In brief, the HQP Rules establish a framework which rewards highly qualified persons occupying ‘eligible office’ with bodies corporate licensed by the Malta Financial Services Authority (‘MFSA’) (in the financial services sector) or the LGA (in the gaming sector). The posts comprising ‘eligible office’ in the gaming industry are C-level positions (CEO, Chief Risk Officer, CFO, COO, CTO, Chief Commercial Officer) and other high management positions (Odds Compiler Specialist, Head of R&D (including Head of Engine Optimisation and System Architecture), Head of Marking (including Head of Distribution Channels)).

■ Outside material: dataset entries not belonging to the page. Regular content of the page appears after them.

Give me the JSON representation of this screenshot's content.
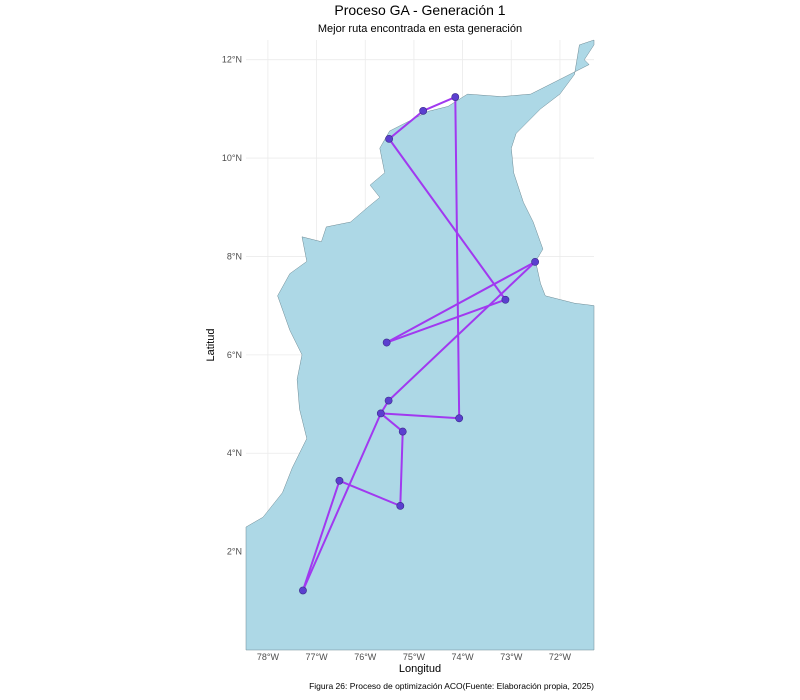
{
  "chart_data": {
    "type": "map-route",
    "title": "Proceso GA - Generación 1",
    "subtitle": "Mejor ruta encontrada en esta generación",
    "xlabel": "Longitud",
    "ylabel": "Latitud",
    "caption": "Figura 26: Proceso de optimización ACO(Fuente: Elaboración propia, 2025)",
    "xlim": [
      -78.45,
      -71.3
    ],
    "ylim": [
      0.0,
      12.4
    ],
    "x_ticks": [
      {
        "value": -78,
        "label": "78°W"
      },
      {
        "value": -77,
        "label": "77°W"
      },
      {
        "value": -76,
        "label": "76°W"
      },
      {
        "value": -75,
        "label": "75°W"
      },
      {
        "value": -74,
        "label": "74°W"
      },
      {
        "value": -73,
        "label": "73°W"
      },
      {
        "value": -72,
        "label": "72°W"
      }
    ],
    "y_ticks": [
      {
        "value": 2,
        "label": "2°N"
      },
      {
        "value": 4,
        "label": "4°N"
      },
      {
        "value": 6,
        "label": "6°N"
      },
      {
        "value": 8,
        "label": "8°N"
      },
      {
        "value": 10,
        "label": "10°N"
      },
      {
        "value": 12,
        "label": "12°N"
      }
    ],
    "grid": true,
    "land_color": "#add8e6",
    "land_border_color": "#6e8a94",
    "route_color": "#a139f0",
    "point_color": "#5b3fcf",
    "land_outline": [
      [
        -78.45,
        0.0
      ],
      [
        -71.3,
        0.0
      ],
      [
        -71.3,
        7.0
      ],
      [
        -71.7,
        7.05
      ],
      [
        -72.3,
        7.2
      ],
      [
        -72.4,
        7.45
      ],
      [
        -72.5,
        7.9
      ],
      [
        -72.35,
        8.15
      ],
      [
        -72.55,
        8.7
      ],
      [
        -72.75,
        9.1
      ],
      [
        -72.95,
        9.7
      ],
      [
        -73.0,
        10.2
      ],
      [
        -72.9,
        10.5
      ],
      [
        -72.4,
        11.0
      ],
      [
        -72.0,
        11.3
      ],
      [
        -71.7,
        11.7
      ],
      [
        -71.6,
        12.3
      ],
      [
        -71.3,
        12.4
      ],
      [
        -71.3,
        12.3
      ],
      [
        -71.5,
        12.0
      ],
      [
        -71.4,
        11.9
      ],
      [
        -72.1,
        11.55
      ],
      [
        -72.6,
        11.3
      ],
      [
        -73.2,
        11.25
      ],
      [
        -73.9,
        11.3
      ],
      [
        -74.3,
        11.05
      ],
      [
        -74.7,
        10.95
      ],
      [
        -75.2,
        10.7
      ],
      [
        -75.5,
        10.55
      ],
      [
        -75.7,
        10.2
      ],
      [
        -75.6,
        9.7
      ],
      [
        -75.9,
        9.45
      ],
      [
        -75.7,
        9.2
      ],
      [
        -75.95,
        9.0
      ],
      [
        -76.3,
        8.7
      ],
      [
        -76.8,
        8.6
      ],
      [
        -76.9,
        8.3
      ],
      [
        -77.3,
        8.4
      ],
      [
        -77.2,
        7.9
      ],
      [
        -77.55,
        7.65
      ],
      [
        -77.8,
        7.2
      ],
      [
        -77.55,
        6.5
      ],
      [
        -77.3,
        6.0
      ],
      [
        -77.4,
        5.5
      ],
      [
        -77.35,
        4.9
      ],
      [
        -77.2,
        4.3
      ],
      [
        -77.5,
        3.7
      ],
      [
        -77.7,
        3.2
      ],
      [
        -78.1,
        2.7
      ],
      [
        -78.45,
        2.5
      ]
    ],
    "route": [
      {
        "lon": -74.15,
        "lat": 11.24
      },
      {
        "lon": -74.81,
        "lat": 10.96
      },
      {
        "lon": -75.51,
        "lat": 10.39
      },
      {
        "lon": -73.12,
        "lat": 7.12
      },
      {
        "lon": -75.56,
        "lat": 6.25
      },
      {
        "lon": -72.51,
        "lat": 7.89
      },
      {
        "lon": -75.52,
        "lat": 5.07
      },
      {
        "lon": -75.68,
        "lat": 4.81
      },
      {
        "lon": -75.23,
        "lat": 4.44
      },
      {
        "lon": -75.28,
        "lat": 2.93
      },
      {
        "lon": -76.53,
        "lat": 3.44
      },
      {
        "lon": -77.28,
        "lat": 1.21
      },
      {
        "lon": -75.68,
        "lat": 4.81
      },
      {
        "lon": -74.07,
        "lat": 4.71
      },
      {
        "lon": -74.15,
        "lat": 11.24
      }
    ]
  }
}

For this scheme to apply to an individual a number of requirements must be met. These include the following:
- The beneficiary must be an individual who derives income subject to tax as a salary from a company licensed by the LGA;
- He must be protected as an employee under Maltese law, irrespective of the applicable legal relationship, in the sense that he exercises work for or under the direction of someone else, is paid in respect thereto and possesses the required adequate and specific competence;
- He must prove to the satisfaction of the competent authority that he is in possession of professional qualifications, attested by evidence of educational qualifications or, if applicable, five years of professional experience relevant to the sector, and that he performs activities of an eligible office;
- He must have a minimum annual income of €75,000 (exlcuding fringe benefits and bonuses) not having benefited from deductions available to investment services expatriates for relocation costs and other deductions.
The HQP Rules also impose other, more generic requirements on prospective beneficiaries, such as showing to the satisfaction of the competent authority that he/she receives a stable income, resides in accommodation regarded as normal for a comparable family in Malta, possesses a valid travel document, covered by a health insurance and is not domiciled in Malta.
If all of these requisites are satisfied, a person may exercise the option to be taxed at a rate of 15% up to a maximum income of €5,000,000, beyond which the excess is tax exempt. This applies for a consecutive period of five years with respect to EEA and Swiss nationals and four years for third country nationals.
The benefit must be applied for on a yearly basis, but may not be enjoyed by any person who was employed for a period exceeding two years preceding the 1st January, 2010, under a contract of employment requiring the performance of his duties in Malta. Moreover:
- An EEA or Swiss national who, up to two years before the 1st January 2010, was employed under a contract requiring the performance of his duties in Malta, may only enjoy the benefits deriving from the HQPR for not more than three consecutive years commencing from the year of assessment 2011. Where such an EEA or Swiss national would have been employed as aforesaid for up to one year, such person may benefit under the HQPR for not more than four consecutive years commencing from the year of assessment 2011.
- A third-country national who up to two years before the 1st January 2010 was employed under a contract requiring the performance of his duties in Malta, shall may only enjoy the benefits deriving from the HQPR for not more than two consecutive years commencing from the year of assessment 2011. Where such a person would have been employed as aforesaid for up to one year, that person may benefit under the HQPR for not more than three consecutive years commencing from the year of assessment 2011.
Finally, the HQP Rules contain anti-avoidance provisions supplementing the general rules forming part of Maltese tax law. Indeed, the Commissioner of Inland Revenue is required, by order in writing, to determine the liability to tax of any person who makes use of artificial arrangements in order to enjoy the benefits set out by the Rules. The liability to tax must be such as to nullify any benefits obtained under the HQPR, and may be supplemented by penalties and additional tax payments in certain circumstances. It must be noted that the Rules allow a right of appeal in this regard.
All things considered, this relatively new regime is well-constructed and is mindful of the importance of incentivizing growth in two very competitive sectors – financial services and gaming. The extension of the HQP Rules to the latter has, together with rapid developments in the gaming industry based in Malta, makes it much easier for Malta-based gaming companies to tap into the international pool of talent and attract internationally recognized leaders and experts to Malta, cementing Malta’s reputation as a particularly attractive jurisdiction for remote gaming operators.